Inhibition of decrease in natural killer cell activity in repeatedly restraint-stressed mice by a biological response modifier derived from cultured mycelia of the basidiomycete Tricholoma matsutake.

OBJECTIVE: To develop a method to cope with stress-induced reduction in immunocompetence, we evaluated the immunomodulatory activities of a biological response modifier derived from the mycelia of the basidiomycete Tricholoma matsutake (CM6271) in mice under repeated restraint stress. METHODS: C57BL/6 mice were inserted, one per tube, into 50-ml polypropylene tubes into which more than 30 ventilation holes had been drilled, and were restrained everyday for 20 days in this fashion for set periods of time. Natural killer (NK) cell activity and NK1.1-positive cell counts in the spleen, ACTH and corticosterone levels in the blood were determined.
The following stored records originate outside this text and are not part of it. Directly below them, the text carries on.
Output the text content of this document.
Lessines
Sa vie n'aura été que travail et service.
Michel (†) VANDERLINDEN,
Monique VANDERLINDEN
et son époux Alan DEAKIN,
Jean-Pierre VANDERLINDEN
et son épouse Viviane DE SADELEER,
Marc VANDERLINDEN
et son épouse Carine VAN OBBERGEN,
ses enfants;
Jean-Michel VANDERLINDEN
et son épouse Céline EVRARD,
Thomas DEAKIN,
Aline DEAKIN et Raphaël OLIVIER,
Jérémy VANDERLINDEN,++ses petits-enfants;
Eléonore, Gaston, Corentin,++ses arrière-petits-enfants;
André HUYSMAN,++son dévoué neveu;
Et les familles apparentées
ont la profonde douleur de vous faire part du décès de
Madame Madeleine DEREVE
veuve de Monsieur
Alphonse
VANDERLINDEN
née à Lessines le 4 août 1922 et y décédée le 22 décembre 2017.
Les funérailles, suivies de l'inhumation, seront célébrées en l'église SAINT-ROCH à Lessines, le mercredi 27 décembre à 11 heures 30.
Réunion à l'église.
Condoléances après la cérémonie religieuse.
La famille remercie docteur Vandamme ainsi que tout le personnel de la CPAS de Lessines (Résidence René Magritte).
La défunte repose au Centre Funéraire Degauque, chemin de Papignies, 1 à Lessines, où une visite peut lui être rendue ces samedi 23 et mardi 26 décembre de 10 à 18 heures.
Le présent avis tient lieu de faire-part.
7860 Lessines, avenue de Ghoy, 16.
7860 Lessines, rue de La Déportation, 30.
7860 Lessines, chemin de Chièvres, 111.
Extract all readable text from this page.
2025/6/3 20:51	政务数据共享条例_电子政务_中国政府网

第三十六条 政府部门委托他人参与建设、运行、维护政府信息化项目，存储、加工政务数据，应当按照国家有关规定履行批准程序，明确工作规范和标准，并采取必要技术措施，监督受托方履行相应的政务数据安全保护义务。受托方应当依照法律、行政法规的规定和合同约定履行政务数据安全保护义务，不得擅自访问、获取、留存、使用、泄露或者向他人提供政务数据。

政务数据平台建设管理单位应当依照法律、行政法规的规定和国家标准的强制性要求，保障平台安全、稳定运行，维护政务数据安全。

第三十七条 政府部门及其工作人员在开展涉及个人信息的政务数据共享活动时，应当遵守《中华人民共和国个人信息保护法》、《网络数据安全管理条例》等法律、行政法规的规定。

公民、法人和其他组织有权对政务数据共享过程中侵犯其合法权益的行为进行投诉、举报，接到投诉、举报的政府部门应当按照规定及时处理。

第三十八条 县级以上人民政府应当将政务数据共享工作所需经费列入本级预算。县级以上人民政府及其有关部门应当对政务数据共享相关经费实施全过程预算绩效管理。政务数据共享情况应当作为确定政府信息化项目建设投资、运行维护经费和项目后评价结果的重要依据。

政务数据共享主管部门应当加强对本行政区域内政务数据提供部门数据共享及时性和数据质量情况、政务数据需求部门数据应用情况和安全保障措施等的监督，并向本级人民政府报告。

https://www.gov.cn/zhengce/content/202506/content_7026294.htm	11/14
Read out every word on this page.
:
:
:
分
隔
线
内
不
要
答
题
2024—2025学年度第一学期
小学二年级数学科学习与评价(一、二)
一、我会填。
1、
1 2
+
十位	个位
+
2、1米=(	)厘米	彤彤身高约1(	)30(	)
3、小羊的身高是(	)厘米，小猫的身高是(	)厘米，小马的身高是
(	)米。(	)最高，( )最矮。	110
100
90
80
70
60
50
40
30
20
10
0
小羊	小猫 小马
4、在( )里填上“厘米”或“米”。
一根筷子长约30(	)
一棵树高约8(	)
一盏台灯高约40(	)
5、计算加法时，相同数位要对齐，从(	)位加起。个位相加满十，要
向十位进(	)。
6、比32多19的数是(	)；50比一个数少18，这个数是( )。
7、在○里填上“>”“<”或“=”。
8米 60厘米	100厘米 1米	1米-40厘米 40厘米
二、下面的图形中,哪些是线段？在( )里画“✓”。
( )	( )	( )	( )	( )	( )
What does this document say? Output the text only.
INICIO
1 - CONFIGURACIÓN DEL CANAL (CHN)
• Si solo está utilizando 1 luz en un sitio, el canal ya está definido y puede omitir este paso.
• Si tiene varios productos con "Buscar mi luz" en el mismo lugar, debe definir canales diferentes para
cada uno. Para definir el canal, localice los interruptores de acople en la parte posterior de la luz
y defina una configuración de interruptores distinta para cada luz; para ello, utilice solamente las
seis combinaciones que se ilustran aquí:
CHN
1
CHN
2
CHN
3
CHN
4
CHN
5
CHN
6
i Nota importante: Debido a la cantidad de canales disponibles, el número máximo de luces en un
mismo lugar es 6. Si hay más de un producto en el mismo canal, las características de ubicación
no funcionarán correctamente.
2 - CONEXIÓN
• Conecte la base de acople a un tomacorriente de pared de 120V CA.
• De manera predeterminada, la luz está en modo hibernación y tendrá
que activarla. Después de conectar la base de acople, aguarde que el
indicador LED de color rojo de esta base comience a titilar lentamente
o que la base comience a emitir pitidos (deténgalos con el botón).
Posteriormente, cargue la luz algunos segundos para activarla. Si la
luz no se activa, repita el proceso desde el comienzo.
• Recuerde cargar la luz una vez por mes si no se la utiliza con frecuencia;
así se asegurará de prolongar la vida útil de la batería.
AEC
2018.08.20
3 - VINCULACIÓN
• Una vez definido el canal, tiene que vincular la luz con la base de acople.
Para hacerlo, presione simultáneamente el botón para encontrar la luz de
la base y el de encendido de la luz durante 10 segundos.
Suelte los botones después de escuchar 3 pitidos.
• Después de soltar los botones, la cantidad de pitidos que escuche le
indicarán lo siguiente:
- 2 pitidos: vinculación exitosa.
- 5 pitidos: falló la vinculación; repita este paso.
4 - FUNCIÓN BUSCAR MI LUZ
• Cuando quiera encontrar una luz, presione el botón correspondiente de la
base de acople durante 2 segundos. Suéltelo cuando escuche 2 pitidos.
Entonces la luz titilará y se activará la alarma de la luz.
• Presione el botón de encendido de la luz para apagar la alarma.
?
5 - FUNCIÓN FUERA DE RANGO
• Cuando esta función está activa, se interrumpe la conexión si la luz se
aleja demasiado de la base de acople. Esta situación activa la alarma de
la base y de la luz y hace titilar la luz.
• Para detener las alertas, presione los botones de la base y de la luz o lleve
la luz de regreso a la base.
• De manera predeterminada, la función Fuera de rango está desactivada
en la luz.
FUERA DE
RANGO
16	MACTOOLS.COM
CM6271 was orally administered daily during the restraint stress period. RESULTS: (1) When the mice were restrained in a confined space for 6 h per day for 20 days, the NK cell activity and the NK1.1-positive cell counts in the spleen significantly decreased after day 5 with an increase in the blood ACTH and corticosterone levels. (2) Oral administration of CM6271 during the restraint stress period significantly prevented the stress-induced decrease in NK cell activity. The effect was dependent on the timing, duration, and doses administered. (3) CM6271 did not significantly affect the splenic NK1.1-positive cell counts or the levels of blood ACTH and corticosterone in restraint-stressed mice. CONCLUSION: The above findings suggest that CM6271 inhibits the restraint stress-induced decrease of NK cell activity in a timing of administration and dose-dependent manner.